如果……可是把轩辕剑握在手里,他有十足的把握,可以把整个武林杀得伏尸遍野。
「皇上,天子之剑,成就不在朝夕,」刘献说,「今日微臣陪陛下去划龙舟,陛下以为如何?」「好呀!好呀!」刘辟顿时把轩辕剑丢给了徐公公,挽起刘献的手就要往御花园里去。
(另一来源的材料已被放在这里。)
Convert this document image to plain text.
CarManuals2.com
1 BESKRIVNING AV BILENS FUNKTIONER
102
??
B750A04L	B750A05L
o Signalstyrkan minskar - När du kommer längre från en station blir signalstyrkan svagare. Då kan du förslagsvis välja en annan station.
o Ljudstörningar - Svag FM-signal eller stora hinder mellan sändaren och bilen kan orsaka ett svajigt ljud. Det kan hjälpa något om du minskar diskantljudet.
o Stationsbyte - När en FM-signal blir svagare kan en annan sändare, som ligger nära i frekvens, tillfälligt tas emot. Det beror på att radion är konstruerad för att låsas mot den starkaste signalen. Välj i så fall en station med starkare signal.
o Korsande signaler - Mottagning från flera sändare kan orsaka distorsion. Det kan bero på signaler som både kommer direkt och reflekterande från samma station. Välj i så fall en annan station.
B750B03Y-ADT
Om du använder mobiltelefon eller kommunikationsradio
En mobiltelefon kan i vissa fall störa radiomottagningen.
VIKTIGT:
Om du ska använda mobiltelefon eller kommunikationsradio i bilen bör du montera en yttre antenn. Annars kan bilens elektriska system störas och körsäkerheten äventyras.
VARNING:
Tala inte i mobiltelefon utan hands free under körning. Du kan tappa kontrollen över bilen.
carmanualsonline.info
刘献的眼睛都直了,自己朝思暮想的天子剑,竟被这个乳臭未干的小毛孩拿来随处乱丢。
要知道,他可是连剑柄都没有摸到过一下啊!「皇叔……」刘辟忽然好像想到了什么,「前几日,皇姊忽然进宫探望朕,却又匆匆离去,也不知是为了何事?今日朕甚是想念皇姊,想召其进宫……」「皇上……」刘献说,「长公主是已经嫁出去的,不再是刘家的人了!还请陛下今后疏远长公主……」「朕不管……」刘辟毕竟年幼,开始撒娇,「朕就要皇姊来陪我玩!」刘献说:「陛下,秦家最近忙于政务,长公主要在旁相助,哪里有这许多闲工夫进宫呀?」中都北城门。
华夏国立于天地之间,万邦来朝,四海宾贺。
光是这中都城,东南西北就有十六道城门,而北面的城门却是最大的。
自太宗皇帝迁都中都以来,天子戍边,但凡遇上胡人入侵,禁军都从北门出兵。
因此光是这道城门,就有数十步宽,足够八乘大马并辔而行。
北城的吊桥徐徐地放了下来,一对身着玄色袍子的武士,押着几辆囚车,缓缓地驶进了皇城。
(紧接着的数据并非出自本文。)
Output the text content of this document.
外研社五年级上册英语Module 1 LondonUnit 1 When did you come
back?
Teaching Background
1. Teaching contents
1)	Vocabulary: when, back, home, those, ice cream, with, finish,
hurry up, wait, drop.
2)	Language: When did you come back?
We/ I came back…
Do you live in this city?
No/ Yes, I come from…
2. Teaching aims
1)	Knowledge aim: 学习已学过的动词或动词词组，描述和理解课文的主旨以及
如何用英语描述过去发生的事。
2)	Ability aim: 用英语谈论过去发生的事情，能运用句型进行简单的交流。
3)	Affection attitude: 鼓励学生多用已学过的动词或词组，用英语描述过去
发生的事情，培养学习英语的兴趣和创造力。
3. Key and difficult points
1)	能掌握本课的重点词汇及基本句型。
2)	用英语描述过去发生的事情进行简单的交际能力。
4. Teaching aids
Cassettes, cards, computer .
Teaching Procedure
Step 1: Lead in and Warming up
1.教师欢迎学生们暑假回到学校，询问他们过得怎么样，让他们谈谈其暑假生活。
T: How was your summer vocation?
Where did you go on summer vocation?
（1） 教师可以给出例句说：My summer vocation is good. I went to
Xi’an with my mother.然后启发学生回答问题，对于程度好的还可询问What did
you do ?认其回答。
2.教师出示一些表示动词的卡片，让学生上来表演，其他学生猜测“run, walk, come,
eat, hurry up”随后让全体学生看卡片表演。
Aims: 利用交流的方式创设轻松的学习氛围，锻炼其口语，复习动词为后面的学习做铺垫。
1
「呀!那不是齐王殿下吗?他究竟是犯了什么罪,竟要将他拿下牢中?」百姓顿时围了上来,指着囚车开始议论纷纷。
「在齐王殿下后面的,该不是圣刀卫指挥使秦大人吗?秦家世代忠勇,今日怎的也被关押了起来?」……在人马的最前头,是一位趾高气扬的美少年,看年纪也不过二十多岁,脸上却是桀骜不驯的张狂。
似乎,他从来都不会拿正眼看人,脖子抬得老高,一双眼几乎望到天上去了。
大理寺少卿云彦。
这是个如今在皇城里人人都耳熟能详的名字,也不是他用了什么手段,从一个默默无名的小卒,平步青云,一夜之间成为了大理寺少卿。
人们都在私下议论,这名美少年,假以时日,一定会成为一人之下,万人之上的高官。
「爹爹!」忽然,人群中有人在叫喊。
声音尽管听起来焦急悲伤,却依然悦耳,像是在晚风中悠然响起的风铃。
「参见公主!」百姓和玄衣武士一见了这人,都齐齐跪下。
长公主刘菲雪,已是一人之下,万人之上。
云彦死死地盯着她,好像很不情愿地从马鞍上下来,跪拜在地:「微臣叩见长公主!」刘菲雪几乎看也不看一眼,扑到了囚车边上,哭喊道:「爹爹,这是怎么回事?」一夜之间,秦家从位列公卿,一下子变成了阶下之囚,别说是长公主,就连普通的百姓也难以承受。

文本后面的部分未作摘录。